Margin Of Error: Breaking down the polls

Margin Of Error: Breaking down the polls

Early poll may reflect voter discontent

Posted June 24, 2014

The most recent Public Policy Polling (PPP) survey has Kay Hagan leading Thom Tillis, 39 percent to 34 percent in the North Carolina Senate race. I saw two things about the results that are worth discussing.

First, the poll clearly captures weakly held sentiments at this point in the campaign. Thus, a lot can change. Over 25 percent of likely voters are either undecided or say they will support someone else. Interestingly, in 2008, Hagan never polled ahead of Dole in their contest until late August, which would be two months from now. So, the outcome is clearly in doubt. Margin of Error logo Margin Of Error: Breaking down the polls

Second, PPP finds Sean Haugh, the Libertarian candidate for Senator, with 11 percent support. In 2010, when Richard Burr won reelection, the Libertarian Party candidate captured only about 2 percent of the vote. In 2008, when Hagan first won, the Libertarian candidate won about 3 percent of the vote. Double-digit support for third party candidates in a U.S. Senate race does not have any recent precedence.

When I looked into the dynamics of the 2010 race, Beitler, the Libertarian, was similarly polling at 10 percent in a late June PPP poll. He also consistently polled around 6 percent until late September, and then trended downwards toward his final actual result of 2 percent in November.

I think we are seeing a similar distribution of early polling preferences, and the voting results won’t match them.

Why? It’s a combination of some voters not being sold on either candidate right now, so they take the alternative option, or others who really would prefer to vote for a Libertarian but recognize that their most disliked major party candidate might win if they don’t vote for their second-most preferred candidate, a Democrat or a Republican.

How might these voters break? PPP says more Haugh supporters would opt for Hagan over Tillis, if they had to pick one. That distribution slightly favoring Hagan as the second preference is unlikely.

Most Libertarians will vote for a Republican if they can’t/won’t vote for their own candidate. So, what’s going on? Is the polling bad? Are people lying? No and no.
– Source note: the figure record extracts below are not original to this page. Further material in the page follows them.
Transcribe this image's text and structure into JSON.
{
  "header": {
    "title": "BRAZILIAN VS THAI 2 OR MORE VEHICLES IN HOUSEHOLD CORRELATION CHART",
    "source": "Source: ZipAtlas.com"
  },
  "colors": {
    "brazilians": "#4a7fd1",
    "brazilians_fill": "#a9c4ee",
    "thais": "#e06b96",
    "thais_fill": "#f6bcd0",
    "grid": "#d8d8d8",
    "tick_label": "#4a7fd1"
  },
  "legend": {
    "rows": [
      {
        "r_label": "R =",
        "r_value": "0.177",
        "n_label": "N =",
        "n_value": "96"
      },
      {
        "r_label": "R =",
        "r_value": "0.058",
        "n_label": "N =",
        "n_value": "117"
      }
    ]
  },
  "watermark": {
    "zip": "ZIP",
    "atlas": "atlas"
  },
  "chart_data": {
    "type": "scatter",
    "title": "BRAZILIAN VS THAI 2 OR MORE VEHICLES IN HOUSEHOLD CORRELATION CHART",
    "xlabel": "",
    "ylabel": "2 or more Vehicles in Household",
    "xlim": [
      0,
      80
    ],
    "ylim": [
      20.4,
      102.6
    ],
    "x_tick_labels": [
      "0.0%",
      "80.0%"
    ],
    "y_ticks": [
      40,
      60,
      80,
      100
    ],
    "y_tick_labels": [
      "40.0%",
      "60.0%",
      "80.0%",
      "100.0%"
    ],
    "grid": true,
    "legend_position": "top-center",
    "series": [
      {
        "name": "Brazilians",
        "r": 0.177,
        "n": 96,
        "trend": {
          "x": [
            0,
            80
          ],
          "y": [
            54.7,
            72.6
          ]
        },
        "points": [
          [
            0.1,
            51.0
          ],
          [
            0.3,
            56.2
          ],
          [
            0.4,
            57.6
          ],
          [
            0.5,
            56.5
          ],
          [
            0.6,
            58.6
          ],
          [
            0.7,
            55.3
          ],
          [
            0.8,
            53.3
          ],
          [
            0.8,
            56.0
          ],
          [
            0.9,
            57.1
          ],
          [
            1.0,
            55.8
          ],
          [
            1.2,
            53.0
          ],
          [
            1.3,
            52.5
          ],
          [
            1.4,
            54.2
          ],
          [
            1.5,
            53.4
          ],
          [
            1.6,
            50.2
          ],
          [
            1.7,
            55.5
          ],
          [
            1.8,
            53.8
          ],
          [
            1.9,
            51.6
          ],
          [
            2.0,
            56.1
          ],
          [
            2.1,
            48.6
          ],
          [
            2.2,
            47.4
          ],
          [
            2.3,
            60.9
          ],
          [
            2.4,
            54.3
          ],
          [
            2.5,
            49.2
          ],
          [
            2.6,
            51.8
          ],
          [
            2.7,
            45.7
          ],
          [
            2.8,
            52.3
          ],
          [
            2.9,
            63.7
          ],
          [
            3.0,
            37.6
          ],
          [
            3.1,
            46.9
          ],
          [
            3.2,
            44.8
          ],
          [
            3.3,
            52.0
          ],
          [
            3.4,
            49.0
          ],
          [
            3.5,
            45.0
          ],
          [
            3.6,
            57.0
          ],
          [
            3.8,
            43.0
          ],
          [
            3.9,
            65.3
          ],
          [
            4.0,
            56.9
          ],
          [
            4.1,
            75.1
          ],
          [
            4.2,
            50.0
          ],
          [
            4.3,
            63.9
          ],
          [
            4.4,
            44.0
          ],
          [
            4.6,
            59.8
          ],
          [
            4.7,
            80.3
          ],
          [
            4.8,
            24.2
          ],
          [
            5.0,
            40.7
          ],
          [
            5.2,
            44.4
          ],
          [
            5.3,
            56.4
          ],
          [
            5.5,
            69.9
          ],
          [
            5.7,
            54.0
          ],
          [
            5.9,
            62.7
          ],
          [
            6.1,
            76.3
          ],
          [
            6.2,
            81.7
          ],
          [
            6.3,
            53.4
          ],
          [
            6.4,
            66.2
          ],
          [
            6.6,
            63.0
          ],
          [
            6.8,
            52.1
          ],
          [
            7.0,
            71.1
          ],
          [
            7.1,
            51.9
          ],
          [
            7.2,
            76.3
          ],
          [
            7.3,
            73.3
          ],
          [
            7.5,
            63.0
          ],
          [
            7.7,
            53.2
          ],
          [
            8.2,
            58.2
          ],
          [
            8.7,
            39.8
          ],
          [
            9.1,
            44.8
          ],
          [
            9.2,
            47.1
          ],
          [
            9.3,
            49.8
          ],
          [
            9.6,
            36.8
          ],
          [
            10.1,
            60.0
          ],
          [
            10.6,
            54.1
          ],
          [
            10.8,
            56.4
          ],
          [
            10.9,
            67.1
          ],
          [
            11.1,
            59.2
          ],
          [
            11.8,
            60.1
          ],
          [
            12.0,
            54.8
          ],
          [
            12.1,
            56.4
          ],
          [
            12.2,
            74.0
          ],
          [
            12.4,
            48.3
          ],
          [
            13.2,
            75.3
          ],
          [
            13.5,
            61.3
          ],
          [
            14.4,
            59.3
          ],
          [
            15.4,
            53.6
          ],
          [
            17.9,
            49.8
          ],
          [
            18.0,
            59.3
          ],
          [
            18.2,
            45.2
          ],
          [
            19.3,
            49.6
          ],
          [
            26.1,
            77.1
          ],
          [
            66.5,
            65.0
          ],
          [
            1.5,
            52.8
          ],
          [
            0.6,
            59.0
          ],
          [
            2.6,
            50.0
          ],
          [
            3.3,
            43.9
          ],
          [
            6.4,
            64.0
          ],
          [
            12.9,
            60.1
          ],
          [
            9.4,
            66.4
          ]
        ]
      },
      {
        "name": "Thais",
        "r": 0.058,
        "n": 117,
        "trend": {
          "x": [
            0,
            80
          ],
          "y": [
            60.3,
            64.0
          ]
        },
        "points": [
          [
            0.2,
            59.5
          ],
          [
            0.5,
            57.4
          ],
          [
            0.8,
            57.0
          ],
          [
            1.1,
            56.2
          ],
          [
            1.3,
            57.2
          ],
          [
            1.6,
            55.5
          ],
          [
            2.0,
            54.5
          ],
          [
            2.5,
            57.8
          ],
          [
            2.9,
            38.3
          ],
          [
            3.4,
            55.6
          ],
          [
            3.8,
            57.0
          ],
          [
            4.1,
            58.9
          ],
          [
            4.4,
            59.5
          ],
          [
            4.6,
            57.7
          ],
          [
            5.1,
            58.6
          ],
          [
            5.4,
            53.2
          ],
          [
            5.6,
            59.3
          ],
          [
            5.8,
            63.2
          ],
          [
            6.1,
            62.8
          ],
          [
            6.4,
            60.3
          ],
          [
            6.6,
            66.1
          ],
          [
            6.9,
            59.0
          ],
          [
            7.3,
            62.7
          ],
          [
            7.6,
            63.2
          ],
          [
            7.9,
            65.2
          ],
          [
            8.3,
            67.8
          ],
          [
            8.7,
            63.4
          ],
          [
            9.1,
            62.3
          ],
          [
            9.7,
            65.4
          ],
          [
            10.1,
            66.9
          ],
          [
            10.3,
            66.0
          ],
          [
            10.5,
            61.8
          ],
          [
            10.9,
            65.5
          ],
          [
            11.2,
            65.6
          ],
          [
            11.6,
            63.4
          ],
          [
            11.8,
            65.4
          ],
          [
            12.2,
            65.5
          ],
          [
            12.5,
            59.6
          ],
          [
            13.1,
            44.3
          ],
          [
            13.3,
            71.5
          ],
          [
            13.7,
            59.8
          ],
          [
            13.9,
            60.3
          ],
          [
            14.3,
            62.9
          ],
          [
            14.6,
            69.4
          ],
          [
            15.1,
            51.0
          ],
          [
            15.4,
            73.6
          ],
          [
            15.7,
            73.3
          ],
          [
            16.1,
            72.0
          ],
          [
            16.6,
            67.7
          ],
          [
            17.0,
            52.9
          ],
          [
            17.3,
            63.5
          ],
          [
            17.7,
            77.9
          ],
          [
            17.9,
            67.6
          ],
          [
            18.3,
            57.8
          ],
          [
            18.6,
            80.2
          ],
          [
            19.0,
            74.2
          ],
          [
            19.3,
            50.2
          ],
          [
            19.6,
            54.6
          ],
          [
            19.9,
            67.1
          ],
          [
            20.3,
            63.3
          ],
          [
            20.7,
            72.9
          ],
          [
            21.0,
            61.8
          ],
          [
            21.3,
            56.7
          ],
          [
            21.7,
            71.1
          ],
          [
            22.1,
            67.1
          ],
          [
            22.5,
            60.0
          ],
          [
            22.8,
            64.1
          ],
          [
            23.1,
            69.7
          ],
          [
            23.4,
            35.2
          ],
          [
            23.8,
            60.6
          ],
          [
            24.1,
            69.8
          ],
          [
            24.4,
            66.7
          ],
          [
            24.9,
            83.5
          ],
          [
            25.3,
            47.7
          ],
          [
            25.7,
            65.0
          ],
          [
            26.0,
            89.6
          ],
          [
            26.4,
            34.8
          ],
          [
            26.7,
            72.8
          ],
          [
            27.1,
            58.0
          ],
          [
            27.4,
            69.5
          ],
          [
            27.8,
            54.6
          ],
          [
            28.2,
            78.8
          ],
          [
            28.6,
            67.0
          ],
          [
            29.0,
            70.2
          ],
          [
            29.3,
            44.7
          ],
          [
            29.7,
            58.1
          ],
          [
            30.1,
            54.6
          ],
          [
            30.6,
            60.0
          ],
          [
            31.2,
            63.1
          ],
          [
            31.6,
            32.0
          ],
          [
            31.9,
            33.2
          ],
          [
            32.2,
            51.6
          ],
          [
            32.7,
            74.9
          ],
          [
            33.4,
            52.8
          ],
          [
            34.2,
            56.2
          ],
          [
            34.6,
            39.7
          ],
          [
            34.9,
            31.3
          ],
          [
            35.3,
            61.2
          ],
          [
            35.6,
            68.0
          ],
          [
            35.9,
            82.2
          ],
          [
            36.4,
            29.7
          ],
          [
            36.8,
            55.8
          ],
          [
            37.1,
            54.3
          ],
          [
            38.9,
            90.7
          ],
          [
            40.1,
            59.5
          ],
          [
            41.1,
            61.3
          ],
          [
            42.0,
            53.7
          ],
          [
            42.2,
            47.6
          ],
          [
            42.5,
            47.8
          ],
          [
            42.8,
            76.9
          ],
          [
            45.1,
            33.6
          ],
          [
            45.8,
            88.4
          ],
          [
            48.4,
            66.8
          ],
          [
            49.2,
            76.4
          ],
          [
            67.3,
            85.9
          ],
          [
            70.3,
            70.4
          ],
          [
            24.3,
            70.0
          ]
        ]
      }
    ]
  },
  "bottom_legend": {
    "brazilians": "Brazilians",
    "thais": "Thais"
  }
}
I think I can explain this by referencing the 2008 Democratic presidential primaries, pitting Barack Obama against Hillary Clinton. When Obama started winning states, pollsters uncovered a substantial percentage of Democratic respondents who said they’d rather vote for Republican John McCain if Obama beat Clinton. These Clinton supporters told pollsters they’d defect, or sit out the general election, if she lost to Obama.

Looking back at even earlier polls and voting outcomes, it is clear that Clinton voters were simply momentarily upset. In the end, Democrats would unite behind Obama, spurred in part by the healing process of the nominating convention.

This dynamic repeats itself over and over. Democrats, it turns out, really do prefer Democrats to Republicans; and Republicans vote for most any Republican rather than a Democrat. While the polling generated hand wringing and media navel gazing, it was unreasonable to assume Clinton supporters would really vote for McCain over Obama, and indeed they did not.

I think to a lesser extent this is happening with North Carolina Republican voters who are more ideologically conservative than Tillis. These voters preferred a Republican nominee other than Tillis, such as Brannon. Right now, far from the election, they can express their discontent in a poll with no real consequences. Come November, Tillis is overall clearly closer to Republican voters’ political preferences than Hagan, and in the end they will break for him accordingly.

This poll should be a reminder that early polling often captures more than true voting intentions. Some people really are uncertain, and others are discontent. This doesn’t mean election polls are misleading or pointless. Indeed, the PPP survey had a number of other interesting tidbits that capture the mood of the electorate. Yet, we should be cautious about taking the results of candidate preferences too literally this far from November.